Pavol Majerník

Personal information
- Full name: Pavol Majerník
- Date of birth: 31 December 1978 (age 47)
- Place of birth: Vrbové, Czechoslovakia
- Height: 1.81 m (5 ft 11 in)
- Position: Centre back

Senior career*
- Years: Team / Apps / (Gls)
- 0000–2003: ŠKP Devín
- 2003–2004: Senec
- 2004–2005: Ličartovce
- 2005–2008: Košice
- 2008–2009: Olympiacos Volos
- 2009–2014: Zlaté Moravce / 137 / (10)
- 2014–2019: Skalica / 34 / (1)

International career
- 2006: Slovakia / 1 / (0)

Managerial career
- 2017–2022: MFK Skalica (Assistant)
- 2022–2024: MFK Skalica
- 2025–: Šamorín

= Pavol Majerník =

Slovak footballer (born 1978)

Pavol Majerník (born 31 December 1978) is a Slovak football manager and former player, who is currently the assistant manager of 2. Liga club FC ŠTK 1914 Šamorín.

== Managerial career ==
=== MFK Skalica ===
On 22 December 2022, it was announced that Majerník would be returning to MFK Skalica, where he had previously played for the team as a player, playing a total of 114 competitive matches for the team.

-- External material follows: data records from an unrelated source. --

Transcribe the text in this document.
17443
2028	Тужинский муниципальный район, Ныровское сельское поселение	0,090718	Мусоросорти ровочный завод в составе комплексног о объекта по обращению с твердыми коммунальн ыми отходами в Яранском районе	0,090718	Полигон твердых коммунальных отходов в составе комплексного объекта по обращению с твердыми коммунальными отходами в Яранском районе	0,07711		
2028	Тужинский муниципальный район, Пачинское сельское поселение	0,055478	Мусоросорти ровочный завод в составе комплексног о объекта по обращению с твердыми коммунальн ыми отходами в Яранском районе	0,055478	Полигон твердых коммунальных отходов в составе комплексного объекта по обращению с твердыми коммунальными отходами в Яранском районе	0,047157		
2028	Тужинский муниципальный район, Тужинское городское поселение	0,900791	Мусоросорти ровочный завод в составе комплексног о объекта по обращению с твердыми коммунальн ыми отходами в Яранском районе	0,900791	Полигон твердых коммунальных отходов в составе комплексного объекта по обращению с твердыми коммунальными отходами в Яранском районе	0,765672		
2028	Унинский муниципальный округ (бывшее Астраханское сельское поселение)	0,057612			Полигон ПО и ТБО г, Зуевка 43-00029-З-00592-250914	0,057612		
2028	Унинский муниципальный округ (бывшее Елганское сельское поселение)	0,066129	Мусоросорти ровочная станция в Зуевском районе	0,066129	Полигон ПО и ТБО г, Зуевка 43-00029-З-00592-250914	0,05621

His assistant manager would be Roman Hudec. On 2 September 2024, Majerník left his role as head coach of MFK Skalica after negative results.

=== Šamorín ===
On 19 June 2025, it was announced that Majerník would be joining second division side FC ŠTK 1914 Šamorín, serving as an assistant manager for Albert Rusnák.